As far as possible, a medieval manor was self-sufficient, ideally producing enough foodstuffs to feed the entire community, with any surplus sold or traded. There were three broad categories of land on a medieval manor; the demesne – the lord’s own land from which he provided for his own household; dependent land which was worked by the peasants on the lord’s behalf; and peasant land, which was worked by the peasants for their own benefit, and for which they paid rent to the lord.

Despite the relative security of a Lord’s position within medieval society, a manor could be taken from a Lord at any time by the king who had granted it; it was held in the monarch’s gift. The peasants who worked on the land were the lord’s servants and looked to him for protection in times of danger, such as war. In turn, they were expected to work a certain portion of their week on the lord’s own lands, and males could be summoned for military duty on behalf of the lord.

Manorial Court Records

Manorial Court Records are one of the few items of documentary evidence which have helped historians understand more about this way of life.
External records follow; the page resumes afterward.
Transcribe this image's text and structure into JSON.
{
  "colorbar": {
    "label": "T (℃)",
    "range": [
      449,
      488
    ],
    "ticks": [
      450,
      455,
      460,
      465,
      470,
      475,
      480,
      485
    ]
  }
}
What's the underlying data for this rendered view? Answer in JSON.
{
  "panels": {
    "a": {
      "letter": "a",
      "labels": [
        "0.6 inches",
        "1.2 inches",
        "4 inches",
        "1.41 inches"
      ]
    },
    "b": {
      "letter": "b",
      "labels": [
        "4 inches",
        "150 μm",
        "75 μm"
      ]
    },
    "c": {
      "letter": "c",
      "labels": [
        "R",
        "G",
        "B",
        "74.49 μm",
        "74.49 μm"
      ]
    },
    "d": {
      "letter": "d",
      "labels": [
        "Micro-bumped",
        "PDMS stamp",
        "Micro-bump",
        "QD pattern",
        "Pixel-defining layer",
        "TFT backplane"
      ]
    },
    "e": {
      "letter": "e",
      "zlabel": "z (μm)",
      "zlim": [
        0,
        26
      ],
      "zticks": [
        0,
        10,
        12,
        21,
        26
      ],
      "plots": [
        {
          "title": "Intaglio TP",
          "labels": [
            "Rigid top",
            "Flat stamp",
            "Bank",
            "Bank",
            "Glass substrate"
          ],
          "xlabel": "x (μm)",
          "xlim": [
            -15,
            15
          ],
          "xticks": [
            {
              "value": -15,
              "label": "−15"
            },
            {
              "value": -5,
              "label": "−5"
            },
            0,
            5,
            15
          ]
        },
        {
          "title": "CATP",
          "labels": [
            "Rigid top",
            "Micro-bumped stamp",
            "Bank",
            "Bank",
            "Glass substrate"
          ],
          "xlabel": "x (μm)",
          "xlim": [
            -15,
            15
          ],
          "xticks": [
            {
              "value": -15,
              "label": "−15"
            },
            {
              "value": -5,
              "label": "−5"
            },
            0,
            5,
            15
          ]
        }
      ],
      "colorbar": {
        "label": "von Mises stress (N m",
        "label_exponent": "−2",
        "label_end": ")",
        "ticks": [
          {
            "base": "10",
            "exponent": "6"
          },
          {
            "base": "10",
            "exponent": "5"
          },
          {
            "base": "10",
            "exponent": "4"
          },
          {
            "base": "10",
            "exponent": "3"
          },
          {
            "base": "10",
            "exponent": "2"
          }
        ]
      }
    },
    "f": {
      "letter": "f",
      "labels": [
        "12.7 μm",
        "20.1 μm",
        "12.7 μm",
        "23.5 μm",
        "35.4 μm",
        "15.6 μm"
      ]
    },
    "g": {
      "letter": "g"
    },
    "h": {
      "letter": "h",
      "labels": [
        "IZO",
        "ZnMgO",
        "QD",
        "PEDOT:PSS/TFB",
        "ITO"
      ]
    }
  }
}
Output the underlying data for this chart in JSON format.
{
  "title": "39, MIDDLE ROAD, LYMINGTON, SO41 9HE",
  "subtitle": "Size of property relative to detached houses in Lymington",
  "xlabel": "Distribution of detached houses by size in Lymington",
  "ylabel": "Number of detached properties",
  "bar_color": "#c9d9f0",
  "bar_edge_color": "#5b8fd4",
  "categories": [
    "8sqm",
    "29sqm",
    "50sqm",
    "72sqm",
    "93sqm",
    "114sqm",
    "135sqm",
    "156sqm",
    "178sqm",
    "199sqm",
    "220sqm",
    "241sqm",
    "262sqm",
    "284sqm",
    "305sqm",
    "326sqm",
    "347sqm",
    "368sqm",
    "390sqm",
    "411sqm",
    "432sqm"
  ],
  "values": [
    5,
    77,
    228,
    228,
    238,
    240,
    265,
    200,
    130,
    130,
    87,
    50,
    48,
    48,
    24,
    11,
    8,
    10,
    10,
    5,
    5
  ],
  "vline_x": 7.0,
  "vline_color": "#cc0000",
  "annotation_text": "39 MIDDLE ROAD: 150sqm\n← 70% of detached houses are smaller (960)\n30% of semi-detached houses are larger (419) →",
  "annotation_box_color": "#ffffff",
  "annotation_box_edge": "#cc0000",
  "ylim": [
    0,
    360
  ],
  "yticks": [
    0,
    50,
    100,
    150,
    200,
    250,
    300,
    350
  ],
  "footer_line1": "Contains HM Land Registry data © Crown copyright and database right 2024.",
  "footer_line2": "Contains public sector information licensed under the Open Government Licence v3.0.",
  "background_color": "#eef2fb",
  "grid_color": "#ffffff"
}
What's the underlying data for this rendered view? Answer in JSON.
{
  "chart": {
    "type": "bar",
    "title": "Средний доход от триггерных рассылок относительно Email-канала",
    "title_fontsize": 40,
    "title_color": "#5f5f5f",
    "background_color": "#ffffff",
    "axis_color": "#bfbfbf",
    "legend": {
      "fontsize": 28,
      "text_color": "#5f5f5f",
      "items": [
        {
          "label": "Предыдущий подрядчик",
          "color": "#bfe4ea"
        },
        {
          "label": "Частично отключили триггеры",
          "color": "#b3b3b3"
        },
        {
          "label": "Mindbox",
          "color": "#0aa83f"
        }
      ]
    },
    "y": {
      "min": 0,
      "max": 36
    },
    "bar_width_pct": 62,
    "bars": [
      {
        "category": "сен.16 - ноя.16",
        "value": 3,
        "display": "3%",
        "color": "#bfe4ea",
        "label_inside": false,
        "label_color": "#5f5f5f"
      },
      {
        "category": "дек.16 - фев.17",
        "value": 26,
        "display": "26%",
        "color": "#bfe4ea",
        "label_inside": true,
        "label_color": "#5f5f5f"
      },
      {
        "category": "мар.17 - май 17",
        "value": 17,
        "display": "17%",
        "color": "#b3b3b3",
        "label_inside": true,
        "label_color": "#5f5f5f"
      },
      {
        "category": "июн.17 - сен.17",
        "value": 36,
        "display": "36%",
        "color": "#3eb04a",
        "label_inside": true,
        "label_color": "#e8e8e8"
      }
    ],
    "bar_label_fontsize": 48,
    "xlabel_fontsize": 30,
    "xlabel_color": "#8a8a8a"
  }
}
The most important lords held regular courts at their manors as a way of ensuring and administering justice. Each manor had its own laws, which varied depending upon area and local custom. The proceedings of each court were recorded on manor rolls, some of which still survive today to give historians an idea of justice in the Middle Ages.

Many of the matters dealt with in such courts centred around the abuse or misuse of facilities within the manor lands. Many lords had the right to charge for the use of milling facilities, wine pressing and the right to hunt on the lord’s land, for example. Anyone caught using these facilities without paying, or undermining the lord’s earning power by setting up competitive service could expect a stiff fine, or a physical punishment such as branding or even hanging.

The Manorial Documents Register, detailed on the UK’s National Archives website is a computerised, searchable, database of the country’s surviving Manorial Court Records, which is still being developed. This shows the type and variety of Manorial Court Records available in England, and where they can be seen.

The end of the Manorial System

The beginning of the decline of the manorial system was the Black Death which reached Europe in 1348. With its high death rate, the Black Death meant between a half and third of the population disappeared, with the consequence that large portions of land were suddenly unattended. This meant that the demand for labour was higher; and those peasants who had survived could command better terms and conditions.